Aussi loin que la vue pouvait s’étendre, la plaine offrait l’apparence d’une culture soignée et prospère. À travers les prairies coulait une large rivière, qui facilitait une irrigation abondante au moyen des canaux et des aqueducs souterrains. Le pays, entrecoupé de haies verdoyantes, était bigarré de cultures diverses ; car le sol était riche, et le climat, s’il était moins puissant que celui des régions brûlantes de la côte, favorisait davantage les productions vigoureuses des latitudes tempérées. Au-dessous des aventuriers s’étendait la petite ville de Cajamarca avec ses maisons blanches brillant au soleil, semblable à une pierre précieuse étincelante sur la sombre lisière de la Sierra.

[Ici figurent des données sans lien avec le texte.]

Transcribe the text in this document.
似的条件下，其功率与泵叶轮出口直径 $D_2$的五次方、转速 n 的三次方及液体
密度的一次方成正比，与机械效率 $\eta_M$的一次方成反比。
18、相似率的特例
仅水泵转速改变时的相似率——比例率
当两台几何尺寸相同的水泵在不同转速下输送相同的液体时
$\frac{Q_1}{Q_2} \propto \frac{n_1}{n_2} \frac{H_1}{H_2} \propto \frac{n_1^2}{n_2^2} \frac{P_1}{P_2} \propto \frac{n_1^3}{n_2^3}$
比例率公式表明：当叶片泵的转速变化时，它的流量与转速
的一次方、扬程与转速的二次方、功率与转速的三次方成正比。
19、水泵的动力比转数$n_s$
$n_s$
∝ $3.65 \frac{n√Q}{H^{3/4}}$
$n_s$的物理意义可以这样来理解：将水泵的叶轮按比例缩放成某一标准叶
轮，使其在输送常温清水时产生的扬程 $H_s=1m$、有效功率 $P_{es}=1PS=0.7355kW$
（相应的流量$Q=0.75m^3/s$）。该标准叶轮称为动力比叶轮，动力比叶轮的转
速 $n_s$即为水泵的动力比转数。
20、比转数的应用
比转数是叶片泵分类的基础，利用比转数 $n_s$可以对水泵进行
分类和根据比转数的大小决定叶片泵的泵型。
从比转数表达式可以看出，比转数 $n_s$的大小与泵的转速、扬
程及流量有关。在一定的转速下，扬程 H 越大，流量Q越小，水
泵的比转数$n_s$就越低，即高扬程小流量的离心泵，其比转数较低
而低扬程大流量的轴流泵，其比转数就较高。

Environ une lieue plus loin dans la vallée, Pizarre avait pu voir des colonnes de vapeur s’élevant vers le ciel et indiquant la place des fameux bains chauds, très fréquentés par les princes péruviens.
Là aussi s’était offert un spectacle moins agréable aux yeux des soldats de Pizarre. Ils aperçurent sur la pente des hauteurs un nuage blanc de pavillons qui couvraient la terre, aussi pressés que des flocons de neige, dans un espace qui paraissait de plusieurs milles[1]. « Nous fûmes tous remplis d’étonnement », s’écrie un des conquérants, « de voir les Indiens occupant une si fière position, un si grand nombre de tentes mieux disposées qu’il ne s’en était jamais vu aux Indes. Ce spectacle jeta une sorte de confusion et même de crainte dans les cœurs les plus fermes. Mais il était trop tard pour revenir sur ses pas ou pour laisser paraître le moindre signe de faiblesse. Ainsi donc, faisant aussi bonne contenance que possible, après avoir froidement reconnu le terrain, nous nous préparâmes à entrer dans Caxamarxa. »
Tout brûlant de ces souvenirs merveilleux et tout exalté de se trouver sur un coin de terre où s’était déroulée la plus incroyable aventure du monde, François-Gaspard, debout sur ses étriers, ne cessait de saluer en termes enthousiastes la Cajamarca de ses rêves ! Instruit par Oviedo Runtu, il désignait l’endroit où attendaient Atahualpa et ses cinquante mille guer-
- ↑ Prescott, traduit par Poret : Histoire de la conquête du Pérou.